Корнилия Потаповича, или дядю Алфимыча, знали и крупные купцы, и блестящие франты. Для первых это знание было роковым, оно было всегда началом конца торговых оборотов. Вторых дядя Алфимыч, запутывая в тенета, если не спасали их богатые и сановные родственники, нередко доводил до скамьи подсудимых.
Кроме двойных, тройных и даже четверных векселей, он практиковал и заведомо подложные, чтобы держать свою жертву не только под мечом гражданского, но и под мечом уголовного закона.
Таков был Корнилий Потапович Алфимов.
О его прошлом и о его средствах, которыми он нажил свое колоссальное состояние, не было известно ничего положительного.
Об этом ходили лишь легенды.
Одна из этих легенд была наиболее правдоподобной.
Рассказывали, что Корнилий Потапович был крепостной дворовый человек очень богатых помещиков, носивших фамилию Алфимовских, которую в некотором сокращении получил и он. Побочный сын предпоследнего в роде, он воспитывался вместе с законным сыном своего барина, молодым барчуком, к которому, когда тот подрос, был приставлен в камердинеры.
Он был скорее друг, нежели слуга.
Молодой Алфимовский служил затем в Петербурге, женился на красавице, которая умерла в родах, оставив на руках отца дочь.

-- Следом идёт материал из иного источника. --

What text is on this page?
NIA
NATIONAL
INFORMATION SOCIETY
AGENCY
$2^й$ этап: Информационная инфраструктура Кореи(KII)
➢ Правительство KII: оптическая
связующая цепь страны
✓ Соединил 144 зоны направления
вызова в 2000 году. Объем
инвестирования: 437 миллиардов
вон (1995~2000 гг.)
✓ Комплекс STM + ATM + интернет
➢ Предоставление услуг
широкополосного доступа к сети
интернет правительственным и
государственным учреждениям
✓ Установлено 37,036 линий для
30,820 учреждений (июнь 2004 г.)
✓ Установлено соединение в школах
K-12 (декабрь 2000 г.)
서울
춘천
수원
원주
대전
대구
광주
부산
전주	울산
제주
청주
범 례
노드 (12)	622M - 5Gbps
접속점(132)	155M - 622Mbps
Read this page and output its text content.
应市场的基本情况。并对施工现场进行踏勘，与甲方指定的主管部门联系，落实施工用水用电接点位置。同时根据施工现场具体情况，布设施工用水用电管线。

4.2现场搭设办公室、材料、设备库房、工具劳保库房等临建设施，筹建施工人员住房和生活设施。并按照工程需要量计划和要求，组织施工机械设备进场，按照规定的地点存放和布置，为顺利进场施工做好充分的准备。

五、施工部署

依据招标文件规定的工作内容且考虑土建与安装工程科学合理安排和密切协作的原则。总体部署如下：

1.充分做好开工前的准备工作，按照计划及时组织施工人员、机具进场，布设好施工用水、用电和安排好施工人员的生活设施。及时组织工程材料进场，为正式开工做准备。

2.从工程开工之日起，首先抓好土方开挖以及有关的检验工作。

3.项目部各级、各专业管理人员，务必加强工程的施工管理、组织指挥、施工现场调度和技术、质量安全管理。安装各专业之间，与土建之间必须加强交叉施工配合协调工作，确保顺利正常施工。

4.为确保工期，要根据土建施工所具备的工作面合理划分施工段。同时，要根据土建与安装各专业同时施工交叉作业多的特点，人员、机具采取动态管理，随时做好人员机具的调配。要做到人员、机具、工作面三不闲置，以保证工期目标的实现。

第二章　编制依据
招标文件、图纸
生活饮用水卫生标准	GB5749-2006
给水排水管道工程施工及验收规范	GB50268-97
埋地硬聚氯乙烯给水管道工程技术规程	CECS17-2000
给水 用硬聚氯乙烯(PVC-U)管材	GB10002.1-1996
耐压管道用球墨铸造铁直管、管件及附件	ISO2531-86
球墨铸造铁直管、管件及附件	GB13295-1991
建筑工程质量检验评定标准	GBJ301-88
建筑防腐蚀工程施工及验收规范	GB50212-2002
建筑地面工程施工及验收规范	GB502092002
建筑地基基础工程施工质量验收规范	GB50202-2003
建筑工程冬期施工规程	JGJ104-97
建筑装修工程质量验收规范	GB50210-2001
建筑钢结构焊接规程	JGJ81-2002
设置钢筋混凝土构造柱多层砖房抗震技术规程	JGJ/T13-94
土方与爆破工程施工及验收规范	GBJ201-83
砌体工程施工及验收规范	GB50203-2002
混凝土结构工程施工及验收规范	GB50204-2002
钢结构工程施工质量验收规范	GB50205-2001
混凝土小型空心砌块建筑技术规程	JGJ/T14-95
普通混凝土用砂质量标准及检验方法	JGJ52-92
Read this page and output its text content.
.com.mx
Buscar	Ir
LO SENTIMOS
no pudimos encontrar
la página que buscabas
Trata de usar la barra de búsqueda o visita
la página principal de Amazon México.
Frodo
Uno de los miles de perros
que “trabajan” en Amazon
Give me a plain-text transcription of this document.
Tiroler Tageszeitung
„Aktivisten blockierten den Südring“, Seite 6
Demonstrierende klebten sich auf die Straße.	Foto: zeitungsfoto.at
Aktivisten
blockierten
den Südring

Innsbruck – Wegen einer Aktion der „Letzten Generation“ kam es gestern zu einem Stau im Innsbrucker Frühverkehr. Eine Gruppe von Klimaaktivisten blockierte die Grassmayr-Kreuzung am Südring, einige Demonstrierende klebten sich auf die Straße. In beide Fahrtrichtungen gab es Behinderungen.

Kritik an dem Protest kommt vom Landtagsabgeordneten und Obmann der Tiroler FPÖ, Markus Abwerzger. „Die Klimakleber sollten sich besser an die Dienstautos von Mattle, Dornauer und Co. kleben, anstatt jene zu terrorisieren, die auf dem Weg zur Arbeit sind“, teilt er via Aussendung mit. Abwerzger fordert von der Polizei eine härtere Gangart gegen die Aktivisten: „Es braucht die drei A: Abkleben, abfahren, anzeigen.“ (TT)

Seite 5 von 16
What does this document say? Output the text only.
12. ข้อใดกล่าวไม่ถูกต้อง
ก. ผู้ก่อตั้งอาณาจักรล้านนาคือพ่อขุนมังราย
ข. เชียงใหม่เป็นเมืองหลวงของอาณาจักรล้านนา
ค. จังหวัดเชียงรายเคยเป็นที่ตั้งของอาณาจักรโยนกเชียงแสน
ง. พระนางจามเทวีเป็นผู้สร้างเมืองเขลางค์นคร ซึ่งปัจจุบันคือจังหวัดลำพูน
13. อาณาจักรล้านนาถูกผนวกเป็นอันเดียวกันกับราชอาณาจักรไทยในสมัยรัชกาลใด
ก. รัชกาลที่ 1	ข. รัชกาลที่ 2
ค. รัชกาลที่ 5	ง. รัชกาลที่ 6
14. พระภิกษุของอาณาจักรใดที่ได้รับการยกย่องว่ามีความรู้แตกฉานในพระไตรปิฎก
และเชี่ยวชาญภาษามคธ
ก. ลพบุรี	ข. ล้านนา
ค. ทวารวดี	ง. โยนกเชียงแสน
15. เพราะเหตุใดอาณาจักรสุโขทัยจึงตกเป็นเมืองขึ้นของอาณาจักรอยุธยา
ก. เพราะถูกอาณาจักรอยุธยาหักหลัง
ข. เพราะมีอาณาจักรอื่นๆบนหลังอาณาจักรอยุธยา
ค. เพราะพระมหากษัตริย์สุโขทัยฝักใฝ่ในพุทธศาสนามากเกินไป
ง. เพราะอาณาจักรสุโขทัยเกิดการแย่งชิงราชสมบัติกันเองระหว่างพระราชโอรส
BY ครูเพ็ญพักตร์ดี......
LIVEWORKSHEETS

Молодой муж остался неутешным вдовцом и вместе с Корнилием вырастил девочку, воспитал и образовал ее при помощи лучших гувернантов и учителей.
Молодая девушка в восемнадцать лет была красавицей - вся в мать, - влюбилась в одного из своих учителей и бежала из родительского дома, похитив у отца из шифоньерки более ста тысяч рублей в банковых билетах на предъявителя.
Отец, ослепленный любовью к дочери, не замечал домашнего романа, окончившегося такой катастрофой, но зоркий Корнилий следил за влюбленными.
Он погнался по следам влюбленной парочки, догнал ее на одной из ближайших станций от Петербурга и под угрозой вернуть дочь к отцу и предать суду, отобрал капитал, оставив влюбленным десять-пятнадцать тысяч, с которыми они уехали за границу, где и обвенчались.
Вернувшись в Петербург, он передал своему барину-другу о бегстве его дочери с учителем и о будто неудачной его погоне за ними.
С барином случился удар, двукратно, через малый промежуток повторившийся и сведший его в могилу.
Имущество барина описали. В конторе нашли оставленные беглянкой по забывчивости шестьдесят тысяч рублей в таких же банковых билетах и в письменном столе - вольную на имя Корнилия.
Отобранный от беглянки дочери капитал остался у последнего.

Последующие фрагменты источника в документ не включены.